Oberbürgermeister Bert Wendsche (r.) sprach auf dem Neubürgerempfang mit dem Ehepaar Fabian und Jannina Wilbers und ihrer Tochter Lenja. Die Familie ist 2021 von Dresden nach Radebeul gezogen. © Norbert Millauer

Radebeul. "Es ist toll, dass Sie sich für unsere Stadt entschieden haben." Mit diesen Worten begrüßte Oberbürgermeister Bert Wendsche (parteilos) am Dienstagabend Neu-Radebeuler, die im zweiten Halbjahr 2021 in die Lößnitzstadt gezogen sind. Zum zweiten Mal hatte das Stadtoberhaupt zu einem Empfang der Neubürger geladen. Im Foyer der Landesbühnen konnten sie den Rathauschef, Mitarbeiter seiner Verwaltung aber auch Vereine, Initiativen und die kulturellen Angebote kennenlernen.
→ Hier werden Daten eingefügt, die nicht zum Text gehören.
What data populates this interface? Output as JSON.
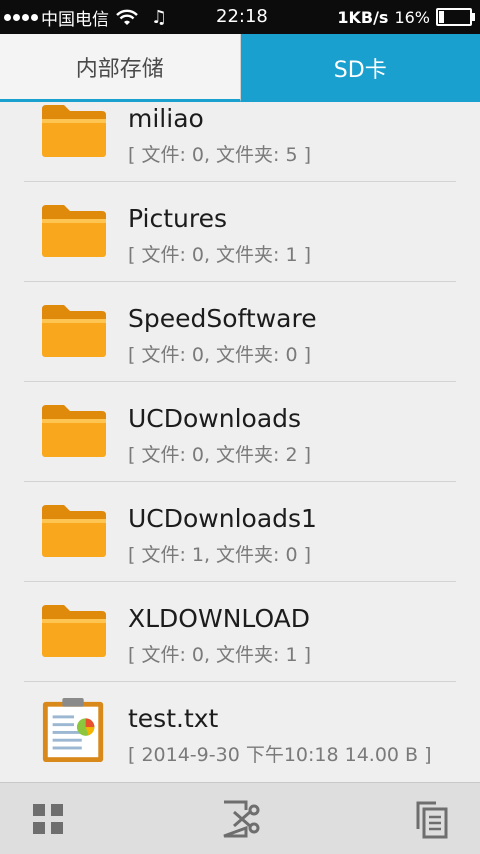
{
  "status_bar": {
    "carrier": "中国电信",
    "time": "22:18",
    "net_speed": "1KB/s",
    "battery": "16%"
  },
  "tabs": [
    {
      "label": "内部存储",
      "selected": false
    },
    {
      "label": "SD卡",
      "selected": true
    }
  ],
  "files": [
    {
      "name": "miliao",
      "meta": "[ 文件: 0, 文件夹: 5 ]",
      "icon": "folder-icon"
    },
    {
      "name": "Pictures",
      "meta": "[ 文件: 0, 文件夹: 1 ]",
      "icon": "folder-icon"
    },
    {
      "name": "SpeedSoftware",
      "meta": "[ 文件: 0, 文件夹: 0 ]",
      "icon": "folder-icon"
    },
    {
      "name": "UCDownloads",
      "meta": "[ 文件: 0, 文件夹: 2 ]",
      "icon": "folder-icon"
    },
    {
      "name": "UCDownloads1",
      "meta": "[ 文件: 1, 文件夹: 0 ]",
      "icon": "folder-icon"
    },
    {
      "name": "XLDOWNLOAD",
      "meta": "[ 文件: 0, 文件夹: 1 ]",
      "icon": "folder-icon"
    },
    {
      "name": "test.txt",
      "meta": "[ 2014-9-30 下午10:18 14.00 B ]",
      "icon": "text-file-icon"
    }
  ],
  "bottom_bar": {
    "buttons": [
      "grid-view-icon",
      "cut-icon",
      "copy-icon"
    ]
  },
  "colors": {
    "accent": "#1aa0cf",
    "folder": "#f7a51b"
  }
}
Im vorigen Jahr haben sich insgesamt 1.696 Menschen für ein Leben in Radebeul entschieden. Gegenüber dem Vorjahr ist der Zuzug um 191 und im Vergleich zu 2019 sogar um 276 Personen gestiegen. Vor allem in den Jahrgängen 25 bis 45 ist ein stabiler hoher Zuwachs zu verzeichnen. Das sind vor allem junge Familien, die mit ihren Kindern hierherkommen. "Der weitgehend stabile Zuwachs ist unsere Zukunfts- und Wohlstandsversicherung", sagte Wendsche im jüngsten Bildungs-, Kultur- und Sozialausschuss. Denn durch den Zuzug von Müttern und Vätern im arbeitsfähigen Alter mit ihren Kindern schrumpft die Einwohnerzahl langsamer.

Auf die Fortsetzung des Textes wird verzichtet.